CIA-Einheiten im Ukraine-Krieg: Sheridan entwirft neue globale Konflikte

Taylor Sheridans neuestes Werk, „Lioness“, entführt den Leser in eine Welt, die kaum mit der Realität konkurriert. Die Serie, die bereits für ihre düsteren und hochspannenden Szenarien bekannt ist, verspricht in Staffel 3 noch mehr Chaos und globale Konflikte – und das alles mit einem überraschenden Bezug zu Wikiracing.

Wikiracing als Vorlage für Sheridans Strategie

Wie Birgit Schwarz feststellt, erinnert das Online-Spiel, bei dem man von Wikipedia-Seite zu Wikipedia-Seite navigiert, Sheridans Vorgehensweise an die Konstruktion der Handlung von „Lioness“. Die Serie beginnt mit der Entführung einer US-Politikerin durch mexikanische Kartelle und gipfelt in einem Angriff auf die US-Grenze, der von Iran orchestriert wird – eine komplexe Verschwörung, die Sheridan mit seinen zig-zagartigen Erzählsträngen zu verweben scheint.

Die kommenden Staffel deutet auf einen digitalen Krieg hin, ein neues Terrain für den Autor. Dabei scheinen Sheridans Charaktere, insbesondere die Senior Case Officer Joe McNamara (gespielt von Zoe Saldaña), die Technologie mit Skepsis zu betrachten. Die Landman-Gespräche über FaceTime und die Ablehnung der KI-Maschinen im Öl- und Gasbereich deuten auf eine Abneigung gegen moderne Technologien hin – zumindest wenn es nicht um Waffen geht.

Kriegsähnliche Szenarien und digitale Bedrohungen

Kriegsähnliche Szenarien und digitale Bedrohungen

Die Trailer zeigen eine Welt, in der Drohnen und Überwachungstechnologien im Vordergrund stehen. Es ist fraglich, ob Joe McNamara, dargestellt von Zoe Saldaña, die allgegenwärtige Überwachung des Staates als Fortschritt ansieht. Die Handlung schlägt erneut Alarm: Ein weiterer Entführungsfall, der mit einem Angriff auf die Ukraine beginnt.

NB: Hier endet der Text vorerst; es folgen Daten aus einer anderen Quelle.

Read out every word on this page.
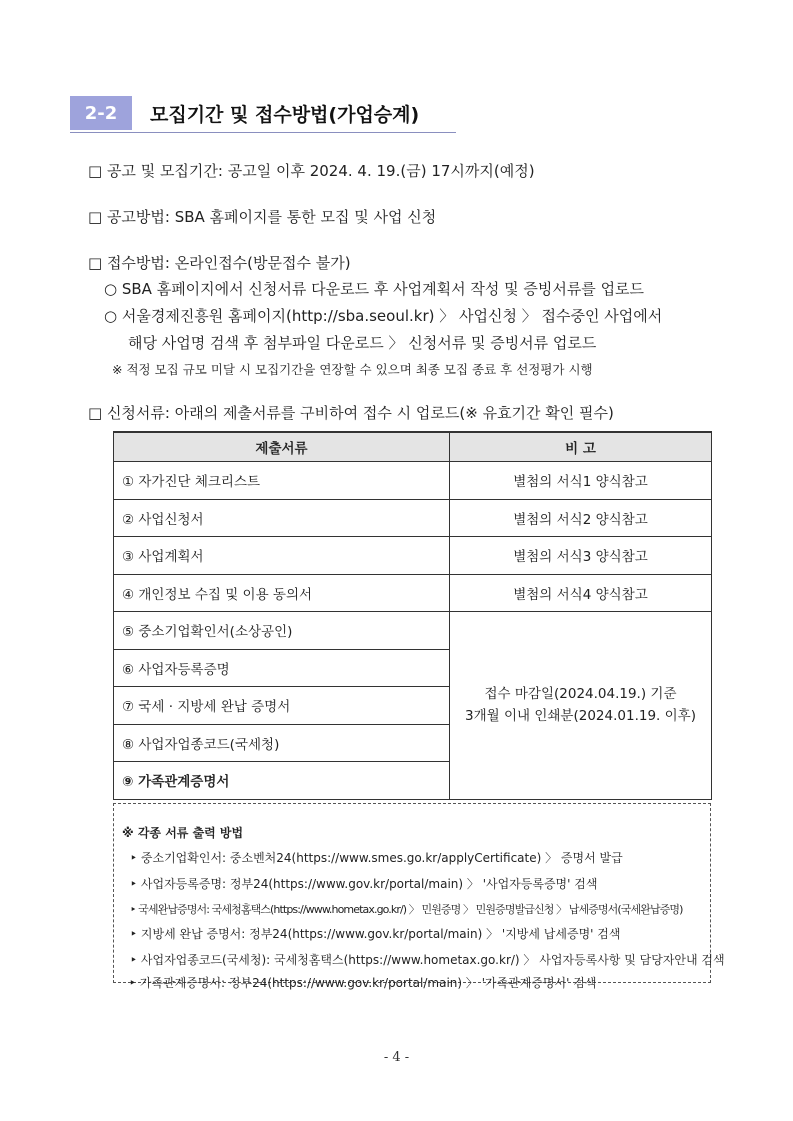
2-2	모집기간 및 접수방법(가업승계)
□ 공고 및 모집기간: 공고일 이후 2024. 4. 19.(금) 17시까지(예정)
□ 공고방법: SBA 홈페이지를 통한 모집 및 사업 신청
□ 접수방법: 온라인접수(방문접수 불가)
○ SBA 홈페이지에서 신청서류 다운로드 후 사업계획서 작성 및 증빙서류를 업로드
○ 서울경제진흥원 홈페이지(http://sba.seoul.kr) 〉 사업신청 〉 접수중인 사업에서
해당 사업명 검색 후 첨부파일 다운로드 〉 신청서류 및 증빙서류 업로드
※ 적정 모집 규모 미달 시 모집기간을 연장할 수 있으며 최종 모집 종료 후 선정평가 시행
□ 신청서류: 아래의 제출서류를 구비하여 접수 시 업로드(※ 유효기간 확인 필수)
제출서류	비 고
① 자가진단 체크리스트	별첨의 서식1 양식참고
② 사업신청서	별첨의 서식2 양식참고
③ 사업계획서	별첨의 서식3 양식참고
④ 개인정보 수집 및 이용 동의서	별첨의 서식4 양식참고
⑤ 중소기업확인서(소상공인)	접수 마감일(2024.04.19.) 기준
3개월 이내 인쇄분(2024.01.19. 이후)

⑥ 사업자등록증명	
⑦ 국세 · 지방세 완납 증명서	
⑧ 사업자업종코드(국세청)	
⑨ 가족관계증명서	
※ 각종 서류 출력 방법
‣ 중소기업확인서: 중소벤처24(https://www.smes.go.kr/applyCertificate) 〉 증명서 발급
‣ 사업자등록증명: 정부24(https://www.gov.kr/portal/main) 〉 '사업자등록증명' 검색
‣ 국세완납증명서: 국세청홈택스(https://www.hometax.go.kr/) 〉 민원증명 〉 민원증명발급신청 〉 납세증명서(국세완납증명)
‣ 지방세 완납 증명서: 정부24(https://www.gov.kr/portal/main) 〉 '지방세 납세증명' 검색
‣ 사업자업종코드(국세청): 국세청홈택스(https://www.hometax.go.kr/) 〉 사업자등록사항 및 담당자안내 검색
‣ 가족관계증명서: 정부24(https://www.gov.kr/portal/main) 〉 '가족관계증명서' 검색
- 4 -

Sergeant Major Cody Spears (gespielt von Thad Luckinbill), ein Charakter aus früheren Staffeln, gibt Joe und ihrem Team die Anweisung, einen hochrangigen russischen Offizier zu fangen – eine Mission, die über die Frontlinien von Donetsk hinausgeht.

„Bis wir den Zielpunkt haben, sind Sie die Mission“, erklärt Spears. Die Truppe stürzt sich in einen Kampf gegen Killerdrohnen, krochzappelnde Hunde und unkontrollierten Beschuss. Die Atmosphäre erinnert an den Ersten Weltkrieg und Star Wars, eine bizarre Mischung aus veralteter Kriegsführung und futuristischen Waffen. Ein CIA-Officer kommentiert: „Dieser Ort ist wie der Erste Weltkrieg und Star Wars, die sich getroffen haben.“

Ein Breakneck-Rennen gegen die Zeit

Ein Breakneck-Rennen gegen die Zeit

Die Handlung von „Lioness“ ist bekannt für ihren rasanten Tempo. Nach einer Montage von Nachrichtenmeldungen, die Joe über einen Sprengstoffanschlag und Kriege auf der ganzen Welt informieren, wird sie erneut entführt. Die Szenen wechseln zwischen der Flucht aus dem Auto und dem Einsatz an der Front. Als Joe nach Hause kommt, wird sie von unbekannten Polizisten angegriffen und muss sich selbst verteidigen. Sheridan scheut sich nicht, die Konsequenzen der Informationslecks innerhalb der CIA zu zeigen, die zu einem Datenleck und der Offenlegung von Identitäten führen.

Die Staffel 3 verspricht, die Zuschauer erneut in ein Netz aus Intrigen und Konflikten zu ziehen – und das alles mit einem Tempo, das kaum zu überblicken ist. Ein Cliffhanger, der die Zuschauer bis zur nächsten Episode fesselt. Die Crew von „Lioness“ scheint sich auf eine weitere Reise in die dunkelsten Ecken der Welt zu begeben – und die Welt scheint bereit, sie zu empfangen.